At this stage, Rezdy has market validation but Lenoir admits it's still quite a struggle. His business is growing fast, with customers in 12 countries and has clocked up $500,000 in sales in the last months. The numbers are impressive but investors in Australia are still asking Lenoir for more security.
Unfortunately, Lenoir's experience is quite commonplace and for many budding start-ups raising money in Australia is almost not worth the effort.
“It's a waste of time to try to raise in Australia before break even and growth, and it's almost impossible to grow with money, so the startup scene is flat," Lenoir says.
"In Sydney, if you are good and spend 50 per cent of your time trying to raise money, you can get one meeting per trimester with a real active investor. In the US, you will pitch three times a week and if you are good, you can get three meetings from it”.
It is this level of engagement, long a hallmark of Silicon Valley, that has start-ups knocking at the doors of StartupHouse. While there is money in Australia the willingness to take a punt on a tech enterprise is sorely lacking on the part of the professional investors.
"They still see the technology companies with an accountants eye focused on revenue," Lenoir says.
"Even the Deloitte Fast 500 is focussed on revenues where companies like Facebook and Twitter didn't have any for years. In the USA investors ask you to give away your product for free for two years, to be first in market etc”.
A step in the right direction
However, there are signs of improving attitudes and most of all a wilingness at government levels to provide a modicum of assistance.
Lenoir says that he would have struggled to get into the house without help from the NSW government.
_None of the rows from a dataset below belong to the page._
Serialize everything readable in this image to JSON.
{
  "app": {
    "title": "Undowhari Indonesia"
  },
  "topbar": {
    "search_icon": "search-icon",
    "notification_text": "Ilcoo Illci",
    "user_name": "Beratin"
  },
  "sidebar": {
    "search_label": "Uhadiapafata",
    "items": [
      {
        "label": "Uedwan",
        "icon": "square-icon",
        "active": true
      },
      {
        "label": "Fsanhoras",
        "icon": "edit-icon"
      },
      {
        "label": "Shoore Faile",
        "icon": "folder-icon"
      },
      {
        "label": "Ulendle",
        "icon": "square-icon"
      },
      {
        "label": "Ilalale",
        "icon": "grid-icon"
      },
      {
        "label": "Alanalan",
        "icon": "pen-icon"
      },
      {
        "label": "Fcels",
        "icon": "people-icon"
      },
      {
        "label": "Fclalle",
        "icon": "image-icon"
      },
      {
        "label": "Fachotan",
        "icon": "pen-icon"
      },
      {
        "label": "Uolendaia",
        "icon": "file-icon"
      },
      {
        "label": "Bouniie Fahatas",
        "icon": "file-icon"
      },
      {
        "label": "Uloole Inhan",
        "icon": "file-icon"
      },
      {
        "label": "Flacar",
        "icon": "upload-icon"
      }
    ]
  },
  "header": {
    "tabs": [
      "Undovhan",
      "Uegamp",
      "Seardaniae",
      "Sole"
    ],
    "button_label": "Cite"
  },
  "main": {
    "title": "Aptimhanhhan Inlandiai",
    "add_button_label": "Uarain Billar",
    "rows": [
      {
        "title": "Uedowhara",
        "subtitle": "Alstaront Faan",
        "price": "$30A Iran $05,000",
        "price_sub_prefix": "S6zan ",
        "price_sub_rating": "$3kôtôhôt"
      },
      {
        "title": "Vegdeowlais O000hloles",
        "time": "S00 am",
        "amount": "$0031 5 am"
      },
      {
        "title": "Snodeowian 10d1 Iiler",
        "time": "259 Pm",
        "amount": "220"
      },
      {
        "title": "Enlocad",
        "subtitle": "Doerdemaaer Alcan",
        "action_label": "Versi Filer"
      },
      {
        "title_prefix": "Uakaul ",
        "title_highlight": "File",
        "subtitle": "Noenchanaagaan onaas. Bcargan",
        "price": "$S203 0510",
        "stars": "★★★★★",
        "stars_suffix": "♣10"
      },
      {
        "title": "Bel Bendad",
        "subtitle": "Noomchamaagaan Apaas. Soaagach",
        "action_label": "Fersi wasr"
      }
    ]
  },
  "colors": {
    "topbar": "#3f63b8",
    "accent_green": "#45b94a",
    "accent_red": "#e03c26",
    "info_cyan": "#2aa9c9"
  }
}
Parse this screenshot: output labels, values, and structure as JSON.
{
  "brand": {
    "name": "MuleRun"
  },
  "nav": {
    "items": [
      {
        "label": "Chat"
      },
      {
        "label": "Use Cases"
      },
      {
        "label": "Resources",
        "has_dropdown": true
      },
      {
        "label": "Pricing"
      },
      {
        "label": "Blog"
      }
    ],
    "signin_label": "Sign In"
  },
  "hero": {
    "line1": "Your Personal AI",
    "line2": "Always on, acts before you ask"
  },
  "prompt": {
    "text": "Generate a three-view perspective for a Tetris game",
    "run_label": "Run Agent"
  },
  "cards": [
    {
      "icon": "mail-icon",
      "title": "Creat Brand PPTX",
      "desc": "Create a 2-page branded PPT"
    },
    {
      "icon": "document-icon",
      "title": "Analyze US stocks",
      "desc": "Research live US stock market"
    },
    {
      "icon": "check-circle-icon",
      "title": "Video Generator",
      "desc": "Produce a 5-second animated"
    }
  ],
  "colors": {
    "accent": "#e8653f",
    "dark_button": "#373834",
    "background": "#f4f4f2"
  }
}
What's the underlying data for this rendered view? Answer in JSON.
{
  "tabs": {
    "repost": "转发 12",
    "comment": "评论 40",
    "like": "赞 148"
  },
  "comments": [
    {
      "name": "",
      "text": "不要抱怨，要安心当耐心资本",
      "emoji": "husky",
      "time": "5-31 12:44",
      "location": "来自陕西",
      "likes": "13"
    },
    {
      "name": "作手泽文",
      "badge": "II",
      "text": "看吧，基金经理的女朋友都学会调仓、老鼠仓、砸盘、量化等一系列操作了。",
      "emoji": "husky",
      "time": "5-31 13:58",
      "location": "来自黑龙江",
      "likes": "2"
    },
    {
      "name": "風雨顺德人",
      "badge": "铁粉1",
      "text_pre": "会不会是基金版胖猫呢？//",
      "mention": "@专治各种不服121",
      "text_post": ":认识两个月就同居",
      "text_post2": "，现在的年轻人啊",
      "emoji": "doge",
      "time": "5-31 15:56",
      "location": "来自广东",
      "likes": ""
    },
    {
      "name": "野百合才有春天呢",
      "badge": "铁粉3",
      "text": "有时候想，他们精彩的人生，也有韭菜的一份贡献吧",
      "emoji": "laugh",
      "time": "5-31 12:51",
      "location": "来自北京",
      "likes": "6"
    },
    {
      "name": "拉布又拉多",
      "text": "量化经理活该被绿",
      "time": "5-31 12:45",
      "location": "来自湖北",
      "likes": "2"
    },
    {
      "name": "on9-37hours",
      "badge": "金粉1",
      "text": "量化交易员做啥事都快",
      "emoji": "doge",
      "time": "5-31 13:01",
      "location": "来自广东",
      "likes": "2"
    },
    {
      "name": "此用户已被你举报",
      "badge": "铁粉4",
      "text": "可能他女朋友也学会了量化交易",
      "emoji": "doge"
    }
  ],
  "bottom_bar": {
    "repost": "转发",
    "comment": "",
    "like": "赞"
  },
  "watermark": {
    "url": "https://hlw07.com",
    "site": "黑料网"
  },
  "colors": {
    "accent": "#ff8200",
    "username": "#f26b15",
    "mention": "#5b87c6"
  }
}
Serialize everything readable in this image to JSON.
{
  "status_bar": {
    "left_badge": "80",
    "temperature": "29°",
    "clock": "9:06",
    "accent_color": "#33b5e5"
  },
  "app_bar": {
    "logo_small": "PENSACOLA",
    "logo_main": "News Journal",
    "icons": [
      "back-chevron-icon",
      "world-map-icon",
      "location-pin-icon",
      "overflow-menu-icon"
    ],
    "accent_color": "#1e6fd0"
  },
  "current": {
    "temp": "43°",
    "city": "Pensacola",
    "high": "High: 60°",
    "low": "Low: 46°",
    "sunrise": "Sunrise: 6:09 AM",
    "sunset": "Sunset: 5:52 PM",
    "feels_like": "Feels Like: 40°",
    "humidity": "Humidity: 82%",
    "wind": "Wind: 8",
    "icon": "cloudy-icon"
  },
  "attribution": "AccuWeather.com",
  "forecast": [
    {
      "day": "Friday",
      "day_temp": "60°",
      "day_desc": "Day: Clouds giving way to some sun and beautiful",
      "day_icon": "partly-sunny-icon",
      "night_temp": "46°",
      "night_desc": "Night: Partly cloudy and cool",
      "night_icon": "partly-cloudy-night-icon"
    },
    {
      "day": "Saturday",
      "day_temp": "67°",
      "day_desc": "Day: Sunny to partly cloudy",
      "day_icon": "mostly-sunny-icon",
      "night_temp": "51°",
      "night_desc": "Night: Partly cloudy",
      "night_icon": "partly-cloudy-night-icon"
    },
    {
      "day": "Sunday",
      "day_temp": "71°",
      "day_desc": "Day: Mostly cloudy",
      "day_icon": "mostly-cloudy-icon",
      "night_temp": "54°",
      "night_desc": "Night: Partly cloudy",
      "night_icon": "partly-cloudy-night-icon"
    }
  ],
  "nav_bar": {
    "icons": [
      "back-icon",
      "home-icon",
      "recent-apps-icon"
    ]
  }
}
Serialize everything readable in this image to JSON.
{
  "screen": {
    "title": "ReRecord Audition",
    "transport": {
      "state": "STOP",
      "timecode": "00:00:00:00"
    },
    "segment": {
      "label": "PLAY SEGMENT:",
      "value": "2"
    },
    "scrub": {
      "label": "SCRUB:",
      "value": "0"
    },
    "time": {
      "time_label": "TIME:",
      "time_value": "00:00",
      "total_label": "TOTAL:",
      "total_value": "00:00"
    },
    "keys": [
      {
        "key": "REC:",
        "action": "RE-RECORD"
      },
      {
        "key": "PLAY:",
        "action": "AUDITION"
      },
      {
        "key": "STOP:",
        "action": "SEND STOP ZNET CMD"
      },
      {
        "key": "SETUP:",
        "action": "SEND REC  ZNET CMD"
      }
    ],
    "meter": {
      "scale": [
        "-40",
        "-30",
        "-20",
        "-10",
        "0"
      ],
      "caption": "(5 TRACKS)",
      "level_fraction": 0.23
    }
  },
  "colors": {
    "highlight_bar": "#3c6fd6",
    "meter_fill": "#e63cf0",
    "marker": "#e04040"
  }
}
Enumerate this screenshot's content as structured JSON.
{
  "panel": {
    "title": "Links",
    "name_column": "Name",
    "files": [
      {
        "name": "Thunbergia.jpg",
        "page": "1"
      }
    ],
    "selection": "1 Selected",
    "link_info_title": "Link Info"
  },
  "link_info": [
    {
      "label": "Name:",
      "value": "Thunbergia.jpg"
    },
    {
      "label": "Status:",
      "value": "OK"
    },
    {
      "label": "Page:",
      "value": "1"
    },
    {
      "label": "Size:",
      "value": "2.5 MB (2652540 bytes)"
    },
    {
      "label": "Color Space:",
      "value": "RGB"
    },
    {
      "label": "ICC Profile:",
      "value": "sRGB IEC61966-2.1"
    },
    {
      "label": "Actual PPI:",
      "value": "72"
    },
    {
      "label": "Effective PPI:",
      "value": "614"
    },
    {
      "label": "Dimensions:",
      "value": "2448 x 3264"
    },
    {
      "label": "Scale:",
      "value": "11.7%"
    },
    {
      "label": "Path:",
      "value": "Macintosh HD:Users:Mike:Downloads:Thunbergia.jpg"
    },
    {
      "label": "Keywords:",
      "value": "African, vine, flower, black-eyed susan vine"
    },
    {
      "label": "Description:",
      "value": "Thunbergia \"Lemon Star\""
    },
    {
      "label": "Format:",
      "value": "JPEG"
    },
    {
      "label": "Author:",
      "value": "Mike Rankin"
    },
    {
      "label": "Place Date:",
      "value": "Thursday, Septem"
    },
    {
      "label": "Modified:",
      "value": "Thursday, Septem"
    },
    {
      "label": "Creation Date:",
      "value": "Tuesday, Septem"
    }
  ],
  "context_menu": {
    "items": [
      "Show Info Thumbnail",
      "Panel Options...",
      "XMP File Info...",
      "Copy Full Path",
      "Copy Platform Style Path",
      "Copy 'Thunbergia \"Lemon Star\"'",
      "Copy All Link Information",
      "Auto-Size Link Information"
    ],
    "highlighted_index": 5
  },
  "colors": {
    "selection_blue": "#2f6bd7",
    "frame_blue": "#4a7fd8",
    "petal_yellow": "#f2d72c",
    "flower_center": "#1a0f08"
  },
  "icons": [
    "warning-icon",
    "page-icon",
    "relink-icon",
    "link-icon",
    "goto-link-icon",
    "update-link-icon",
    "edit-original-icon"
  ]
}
The initiative shown by the NSW government is certainly a step in the right direction but what's needed is a sustained effort that harnesses the public and private sector to invest in Aussie talent.
That investment can come through multiple channels and in the case StartupHouse, the NSW government is subsidising up to 50 per cent of the costs for 12 early-stage technology ventures to spend time in San Francisco.
My brief sojourn at the incubator certainly highlighted the deep level of commitment on display by those inhabiting the space. It's the sort of commitment that is part of the DNA of today's tech entrepreneurs and when combined with a hyper-collaborative environment could potentially lead to the next Aussie hit in Silicon Valley.